A pair of massive debris clouds shot out in space on Tuesday night after two big communications satellites collided in the first-ever crash of two intact spacecraft in orbit.
NASA said it will take weeks to determine the full magnitude of the crash, which occurred nearly 800 kilometres over Siberia on Tuesday.
"We knew this was going to happen eventually," said Mark Matney, an orbital debris scientist at Johnson Space Center in Houston.
The collision was between an Iridium commercial satellite launched in 1997 and a Russian satellite launched in 1993 and believed to be nonfunctioning. The Russian satellite was out of control, Matney said.
The Iridium craft weighed 560 kilograms and the Russian craft nearly a tonne.
Iridium Holdings LLC has a system of 65 active satellites that relay calls from portable phones that are about twice the size of a regular mobile phone. It has more than 300,000 subscribers. The U.S. Department of Defence is one of its largest customers.
The company said the loss of the satellite was causing brief, occasional outages in its service and that it expected to have the problem fixed by Friday.
Iridium also said it expects to replace the lost satellite with one of its eight in-orbit spares within 30 days.
No one has any idea yet how many pieces of debris were created by the collision or how big they might be, Matney said.
"Right now, they're definitely counting dozens," Matney said. "I would suspect that they'll be counting hundreds when the counting is done."
With pieces the size of micrometres, the count will likely be in the thousands, he added.
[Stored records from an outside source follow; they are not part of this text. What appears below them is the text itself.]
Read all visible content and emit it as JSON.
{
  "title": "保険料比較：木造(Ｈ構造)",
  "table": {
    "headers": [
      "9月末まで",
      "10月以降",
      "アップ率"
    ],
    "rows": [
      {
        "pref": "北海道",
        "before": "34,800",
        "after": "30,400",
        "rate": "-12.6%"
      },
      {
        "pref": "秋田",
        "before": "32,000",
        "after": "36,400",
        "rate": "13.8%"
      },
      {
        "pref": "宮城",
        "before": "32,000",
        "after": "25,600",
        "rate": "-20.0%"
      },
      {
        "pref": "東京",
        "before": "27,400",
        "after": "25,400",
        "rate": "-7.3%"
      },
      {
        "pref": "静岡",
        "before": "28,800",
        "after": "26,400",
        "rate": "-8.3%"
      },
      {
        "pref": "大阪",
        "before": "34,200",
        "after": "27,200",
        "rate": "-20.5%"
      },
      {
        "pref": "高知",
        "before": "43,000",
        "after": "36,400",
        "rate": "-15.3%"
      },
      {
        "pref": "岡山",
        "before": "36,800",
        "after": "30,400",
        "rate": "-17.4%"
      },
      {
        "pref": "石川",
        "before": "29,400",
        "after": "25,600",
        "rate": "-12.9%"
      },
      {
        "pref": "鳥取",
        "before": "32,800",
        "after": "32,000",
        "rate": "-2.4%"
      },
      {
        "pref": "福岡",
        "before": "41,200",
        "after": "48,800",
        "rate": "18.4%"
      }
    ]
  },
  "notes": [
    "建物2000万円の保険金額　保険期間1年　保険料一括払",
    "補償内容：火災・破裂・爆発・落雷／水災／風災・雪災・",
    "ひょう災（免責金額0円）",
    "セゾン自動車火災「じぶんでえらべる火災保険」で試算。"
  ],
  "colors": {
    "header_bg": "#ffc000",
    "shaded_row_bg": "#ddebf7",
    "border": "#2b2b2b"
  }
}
Space shuttle shouldn't be in danger: NASA
NASA believes any risk to the International Space Station and the three astronauts aboard is low. The space station orbits about 430 kilometres below the collision course.
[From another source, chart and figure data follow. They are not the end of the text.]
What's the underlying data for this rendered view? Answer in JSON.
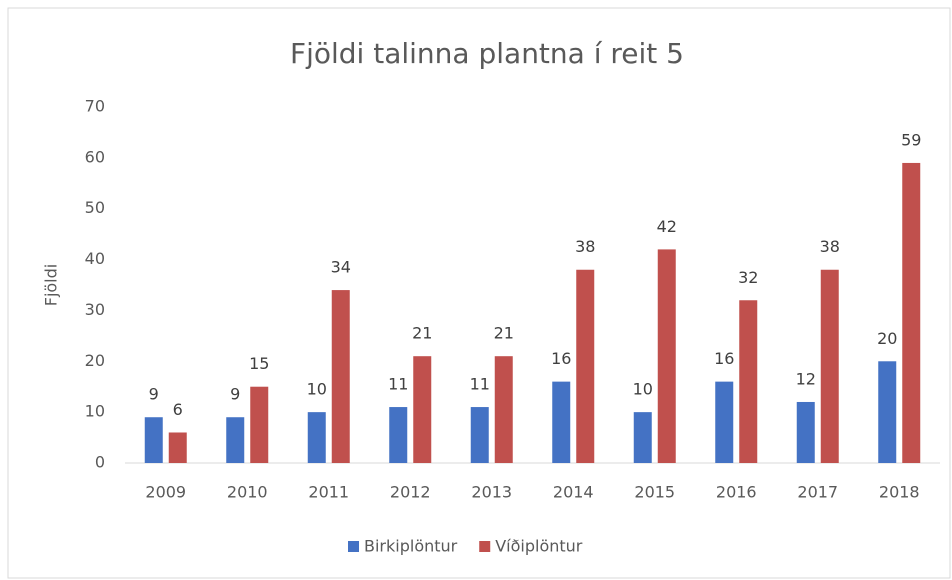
{
  "chart_data": {
    "type": "bar",
    "title": "Fjöldi talinna plantna í reit 5",
    "y_label": "Fjöldi",
    "categories": [
      "2009",
      "2010",
      "2011",
      "2012",
      "2013",
      "2014",
      "2015",
      "2016",
      "2017",
      "2018"
    ],
    "series": [
      {
        "name": "Birkiplöntur",
        "color": "#4472c4",
        "values": [
          9,
          9,
          10,
          11,
          11,
          16,
          10,
          16,
          12,
          20
        ]
      },
      {
        "name": "Víðiplöntur",
        "color": "#c0504d",
        "values": [
          6,
          15,
          34,
          21,
          21,
          38,
          42,
          32,
          38,
          59
        ]
      }
    ],
    "ylim": [
      0,
      70
    ],
    "yticks": [
      0,
      10,
      20,
      30,
      40,
      50,
      60,
      70
    ],
    "grid": false,
    "legend": "bottom"
  }
}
There also should be no danger to the space shuttle set to launch with seven astronauts on Feb. 22, officials said, but that will be re-evaluated in the coming days.
Nicholas Johnson, an orbital debris expert at the Houston space centre, said the risk of damage from Tuesday's collision is greater for the Hubble Space Telescope and Earth-observing satellites, which are in higher orbit and nearer the debris field.
There have been four other cases in which space objects have collided accidentally in orbit, NASA said, but those were considered minor and involved parts of spent rockets or small satellites.
Roughly 17,000 pieces of manmade debris are orbiting Earth, Johnson said.
The items — which are only counted and watched if they are at least 10 centimetres — are monitored by the U.S. Space Surveillance Network, which spotted the debris clouds on Tuesday.